Cooked: A Natural History of Transformation
Michael Pollan
Allen Lane, £20
This is a heartfelt paean to one of the most fundamental human activities: cooking. Pollan celebrates the ancient ways in which we used the elements to transform raw food, and argues that our modern fast-food diets are literally killing us. We would all be much healthier and happier if we spent more time in the kitchen rather than watching celebrity chefs on TV.

Missing Ink: The Lost Art of Handwriting, and Why It Still Matters
Philip Hensher
Macmillan, £16.99
In an age when typing threatens to make handwriting redundant, Philip Hensher argues that we should treasure it as a vital expression of human individuality. From Elizabeth I's signature and the invention of copperplate in the 18th century, to the 19th-century pseudo-science of divining character from writing and the modern ballpoint pen, Hensher guides us through the very human history of handwriting.

The Big Screen: The Story of the Movies and What They Did to Us
David Thomson
Allen Lane, £25
Praised by John Banville as "probably the best overview of the cinema ever written", this is a passionate and deeply nostalgic love letter to the silver screen.
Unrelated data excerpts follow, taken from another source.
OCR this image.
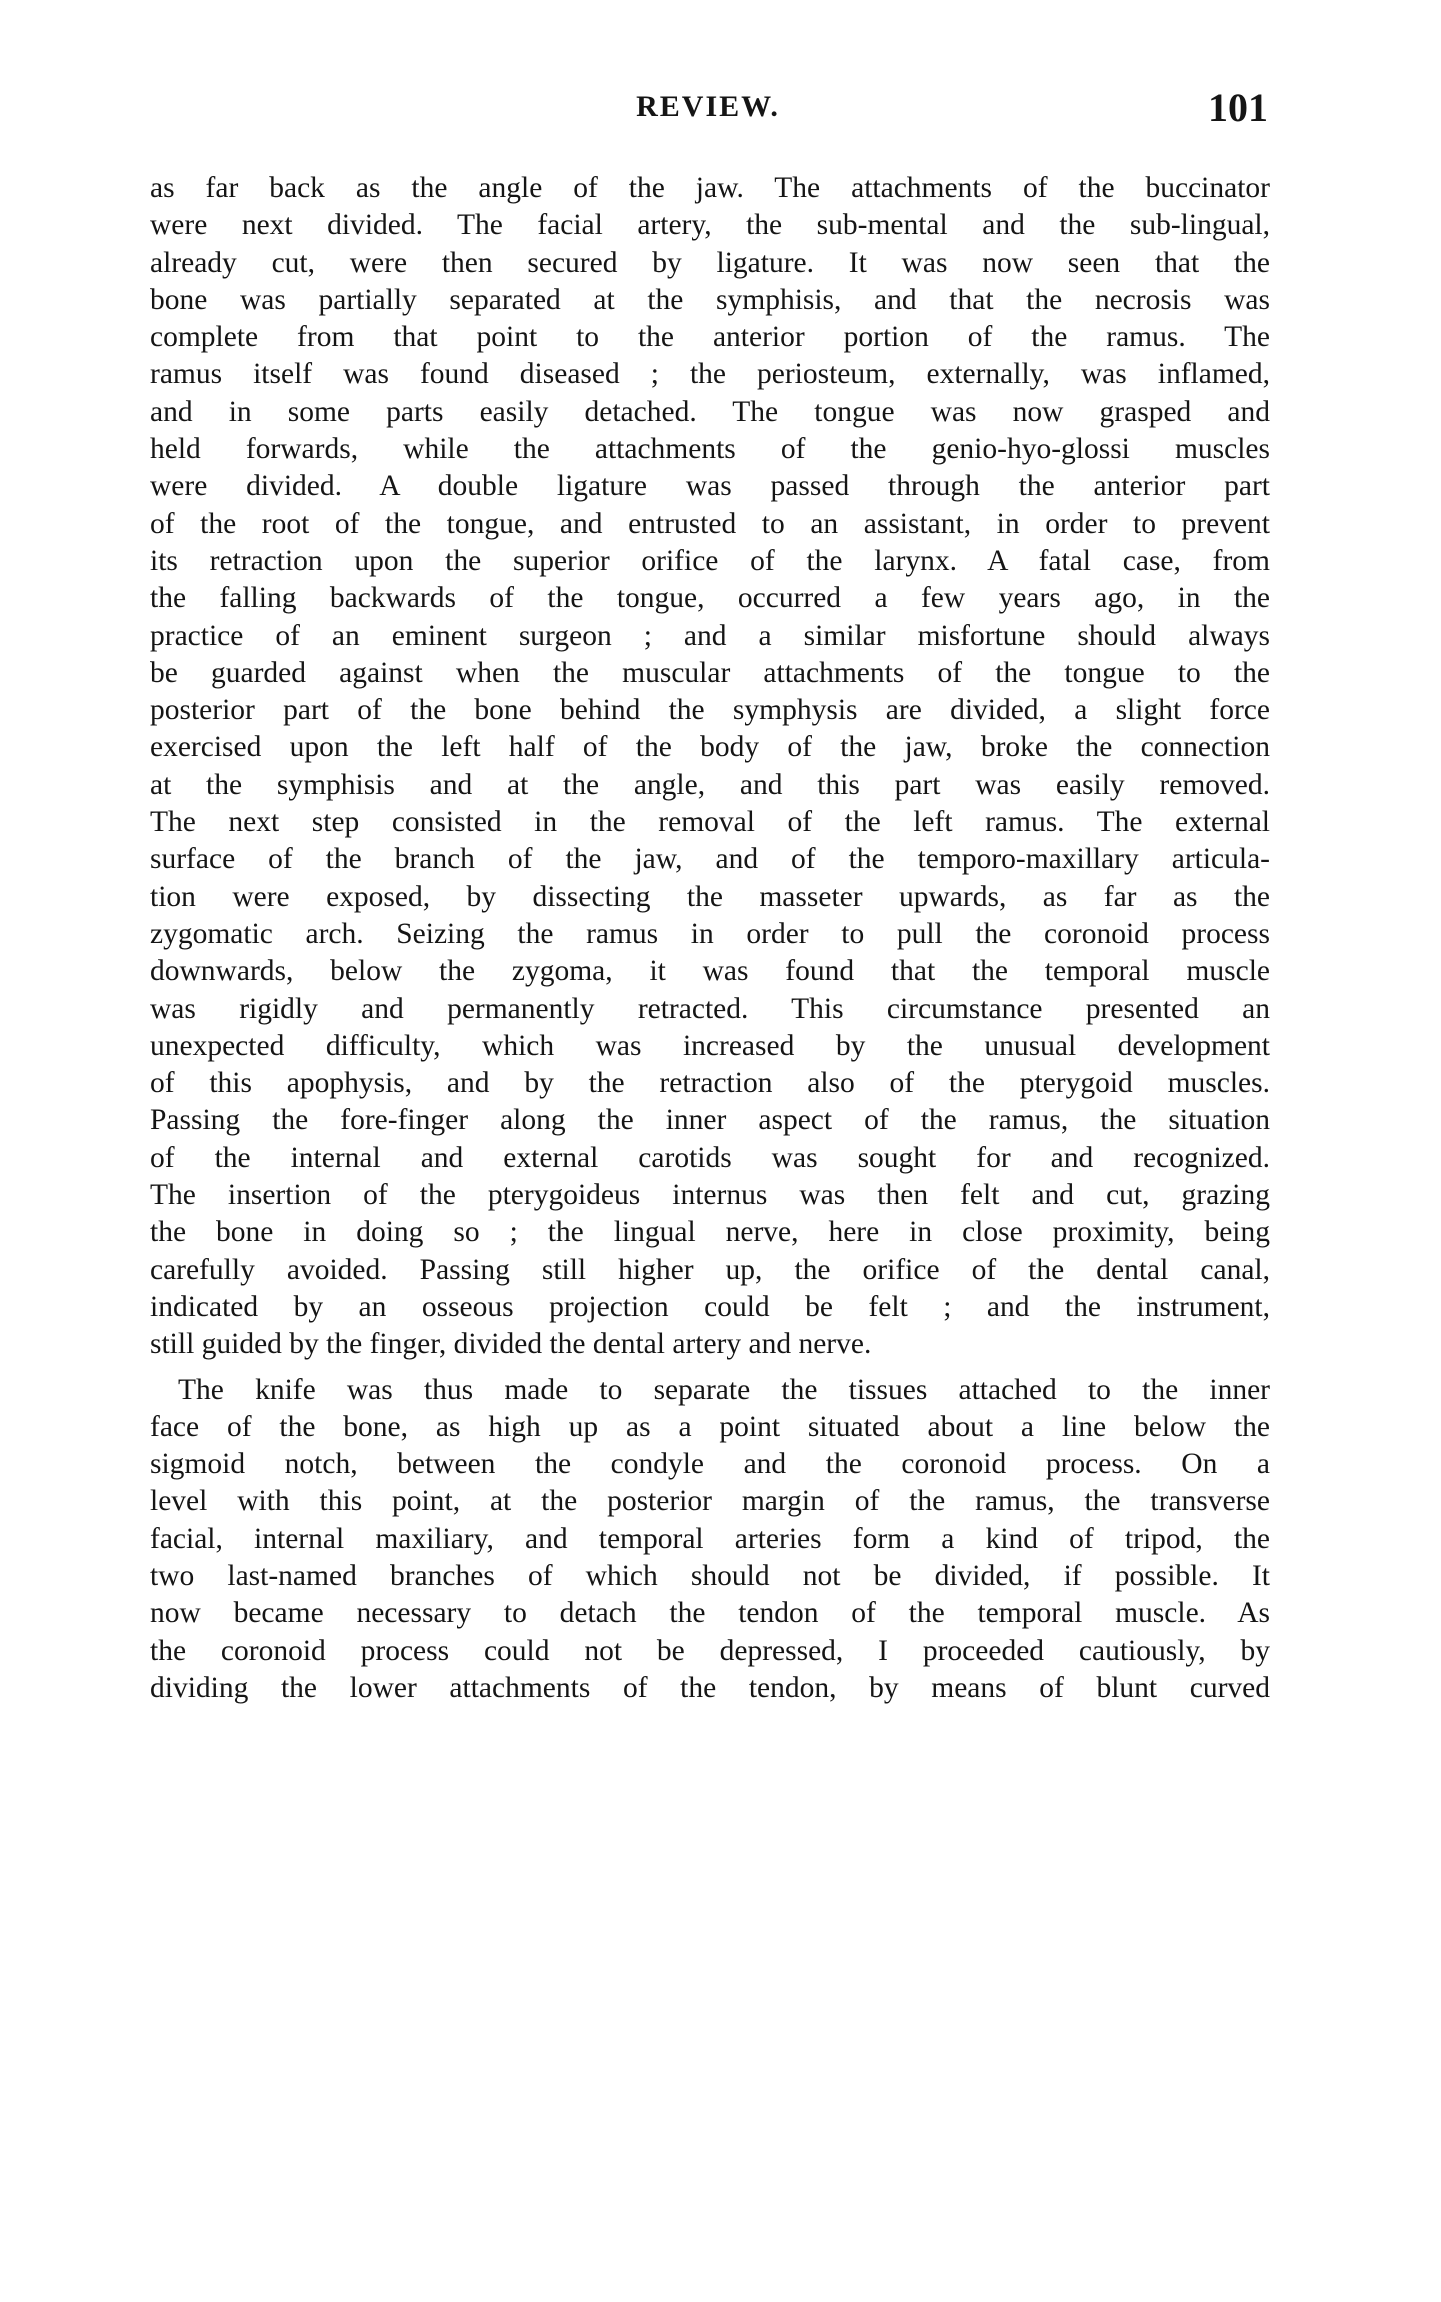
REVIEW.	101
as far back as the angle of the jaw. The attachments of the buccinator
were next divided. The facial artery, the sub-mental and the sub-lingual,
already cut, were then secured by ligature. It was now seen that the
bone was partially separated at the symphisis, and that the necrosis was
complete from that point to the anterior portion of the ramus. The
ramus itself was found diseased ; the periosteum, externally, was inflamed,
and in some parts easily detached. The tongue was now grasped and
held forwards, while the attachments of the genio-hyo-glossi muscles
were divided. A double ligature was passed through the anterior part
of the root of the tongue, and entrusted to an assistant, in order to prevent
its retraction upon the superior orifice of the larynx. A fatal case, from
the falling backwards of the tongue, occurred a few years ago, in the
practice of an eminent surgeon ; and a similar misfortune should always
be guarded against when the muscular attachments of the tongue to the
posterior part of the bone behind the symphysis are divided, a slight force
exercised upon the left half of the body of the jaw, broke the connection
at the symphisis and at the angle, and this part was easily removed.
The next step consisted in the removal of the left ramus. The external
surface of the branch of the jaw, and of the temporo-maxillary articula-
tion were exposed, by dissecting the masseter upwards, as far as the
zygomatic arch. Seizing the ramus in order to pull the coronoid process
downwards, below the zygoma, it was found that the temporal muscle
was rigidly and permanently retracted. This circumstance presented an
unexpected difficulty, which was increased by the unusual development
of this apophysis, and by the retraction also of the pterygoid muscles.
Passing the fore-finger along the inner aspect of the ramus, the situation
of the internal and external carotids was sought for and recognized.
The insertion of the pterygoideus internus was then felt and cut, grazing
the bone in doing so ; the lingual nerve, here in close proximity, being
carefully avoided. Passing still higher up, the orifice of the dental canal,
indicated by an osseous projection could be felt ; and the instrument,
still guided by the finger, divided the dental artery and nerve.
The knife was thus made to separate the tissues attached to the inner
face of the bone, as high up as a point situated about a line below the
sigmoid notch, between the condyle and the coronoid process. On a
level with this point, at the posterior margin of the ramus, the transverse
facial, internal maxiliary, and temporal arteries form a kind of tripod, the
two last-named branches of which should not be divided, if possible. It
now became necessary to detach the tendon of the temporal muscle. As
the coronoid process could not be depressed, I proceeded cautiously, by
dividing the lower attachments of the tendon, by means of blunt curved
For Thomson, now in his 70s, the cinema is a magical place where dreams come alive, and where people's views of love, identity and desire are shaped. In this hefty history, Thomson travels from "Muybridge to Facebook", and hails the golden age of the movies as one of the great achievements of human civilisation.

Money: The Unauthorised Biography
Felix Martin
Bodley Head, £20
Felix Martin, an economist and fund manager, wants to change the way you think about money. He rejects the textbook idea that it's an alternative to barter, the oil in the engine of the world economy. He sees money as a liberating (though unstable) system of creating and exchanging credit. This original and thought-provoking history of what's in your wallet also offers some controversial solutions to the financial crisis, such as raising inflation levels and writing off national debts.

Wave
Sonali Deraniyagala
Little, Brown, £12.99
On 26 December 2004, Sonali Deraniyagala was enjoying a holiday in Sri Lanka with her two sons, her husband and parents when the tsunami struck, knocking her unconscious and sweeping her family away. She never saw them again. "The most moving book I have ever read about grief," was how William Dalrymple described it.

Unapologetic
Francis Spufford
Faber, pbk £8.99
Francis Spufford says he doesn't know if God exists. But nor, he points out, does Richard Dawkins. What Spufford does know, though, is that there are things about Christianity that feel right and good, and can't be got elsewhere. Unapologetic is a sharp, witty defence of faith which proves that, sometimes, the Devil doesn't have the best tunes.

On the Map
Simon Garfield
Profile, £16.99
From the early sketches of Antarctica to today's Google Earth, Simon Garfield explores how maps relate and re-imagine our history. We meet a whole cast of cartographical characters, including guesswork surveyors, unreliable navigators and sticky-fingered fraudsters. It's this wonkiness that fascinates Garfield most, as he reveals how maps are, in fact, another species of fiction. A book in which to get pleasurably lost.

By Alex Clark, John Dugdale, Kathryn Hughes, Justine Jordan, PD Smith.